Quick & Helpful Slurm Commands

A quick guide to using Slurm for distributed machine learning.


In the lab I work in, we have access to a High Performance Computing (HPC) environment that uses the Slurm Workload Manager.

I've been using it for a while now, and I've found a few commands that I use all the time. I thought I'd share them here in case they're useful to anyone else.

Checking Job Status

# View all jobs
squeue
# Check the status of just your jobs
squeue -u <username>
# Check the status of jobs with a specific QOS
squeue -q <QOS>

Cancelling Jobs

# Cancel a specific job
scancel <job_id>
# Cancel all your jobs
scancel -u <username>

Requesting a Node Interactively

# Requesting a single node (this will open it up interactively in your terminal)
# When you exit the terminal, the node will be reallocated
salloc --nodes=1 --gpus=8 --qos=<QOS> --mem=2000G --time=72:00:00 --ntasks=1 --cpus-per-task=128

Submitting a Job

What if all of your compute nodes are allocated, or you don't want your job to exit as soon as your terminal connection is closed? In that case, you can use sbatch to submit a job to the queue. It will automatically run as soon as it can allocate the resources.
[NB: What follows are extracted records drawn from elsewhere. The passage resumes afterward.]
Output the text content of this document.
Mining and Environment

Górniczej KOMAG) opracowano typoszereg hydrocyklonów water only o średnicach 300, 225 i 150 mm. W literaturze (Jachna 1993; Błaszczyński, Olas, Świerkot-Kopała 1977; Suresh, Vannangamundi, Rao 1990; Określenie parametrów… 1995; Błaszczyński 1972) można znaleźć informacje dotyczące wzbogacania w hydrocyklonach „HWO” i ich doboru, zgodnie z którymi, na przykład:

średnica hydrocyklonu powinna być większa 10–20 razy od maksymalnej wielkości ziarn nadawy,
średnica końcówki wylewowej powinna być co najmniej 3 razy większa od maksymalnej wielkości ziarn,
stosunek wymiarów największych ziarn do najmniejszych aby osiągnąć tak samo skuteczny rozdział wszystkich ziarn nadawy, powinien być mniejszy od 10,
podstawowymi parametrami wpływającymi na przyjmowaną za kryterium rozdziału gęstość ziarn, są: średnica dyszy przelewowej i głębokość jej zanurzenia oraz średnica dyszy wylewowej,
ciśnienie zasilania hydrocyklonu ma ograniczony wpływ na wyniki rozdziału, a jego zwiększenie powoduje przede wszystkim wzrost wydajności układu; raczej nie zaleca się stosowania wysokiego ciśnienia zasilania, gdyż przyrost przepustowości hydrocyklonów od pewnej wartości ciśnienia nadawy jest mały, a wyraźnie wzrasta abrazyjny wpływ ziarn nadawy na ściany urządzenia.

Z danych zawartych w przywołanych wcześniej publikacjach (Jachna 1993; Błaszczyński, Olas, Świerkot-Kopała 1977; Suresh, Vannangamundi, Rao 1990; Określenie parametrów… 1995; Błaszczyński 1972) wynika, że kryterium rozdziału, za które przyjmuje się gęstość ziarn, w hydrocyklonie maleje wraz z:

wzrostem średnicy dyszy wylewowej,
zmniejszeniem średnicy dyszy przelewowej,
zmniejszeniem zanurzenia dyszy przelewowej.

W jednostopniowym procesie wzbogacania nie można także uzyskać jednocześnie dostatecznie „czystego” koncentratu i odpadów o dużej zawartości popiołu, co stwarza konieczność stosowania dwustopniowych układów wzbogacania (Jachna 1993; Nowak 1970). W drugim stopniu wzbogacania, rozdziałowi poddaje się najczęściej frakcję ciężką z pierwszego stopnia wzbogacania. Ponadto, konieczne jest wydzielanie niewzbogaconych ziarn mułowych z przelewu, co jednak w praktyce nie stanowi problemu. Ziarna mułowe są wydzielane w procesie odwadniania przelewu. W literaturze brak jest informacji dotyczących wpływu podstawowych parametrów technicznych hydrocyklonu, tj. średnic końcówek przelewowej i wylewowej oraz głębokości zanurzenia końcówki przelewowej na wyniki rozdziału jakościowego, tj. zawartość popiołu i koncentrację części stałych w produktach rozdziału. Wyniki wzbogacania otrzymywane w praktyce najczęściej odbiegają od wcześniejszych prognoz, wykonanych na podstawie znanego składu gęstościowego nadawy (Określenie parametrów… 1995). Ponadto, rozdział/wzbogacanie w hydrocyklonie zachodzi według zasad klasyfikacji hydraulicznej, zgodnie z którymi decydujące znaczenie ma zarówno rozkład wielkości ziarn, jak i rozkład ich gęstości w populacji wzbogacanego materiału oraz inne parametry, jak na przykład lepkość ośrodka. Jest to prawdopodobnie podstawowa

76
This will take slightly more setup. Assume that the job we actually want to run is contained in myjob.sh. In order to submit that script as a job, we'll first create a Bash script that will be run by Slurm. Let's call it run.sh:

#!/bin/bash
#SBATCH -J "JOBNAME"
#SBATCH --nodes=1
#SBATCH --gpus-per-node=8
#SBATCH --cpus-per-task=128
#SBATCH --mem=2000G
#SBATCH --time=72:00:00
#SBATCH --qos=<QOS>

srun --nodes=1 myjob.sh

Note that we're using the #SBATCH processing directive to pass in the parameters that we would have passed to salloc before. We're also using srun to run our actual job; it will handle running the script across multiple nodes, if we so desire.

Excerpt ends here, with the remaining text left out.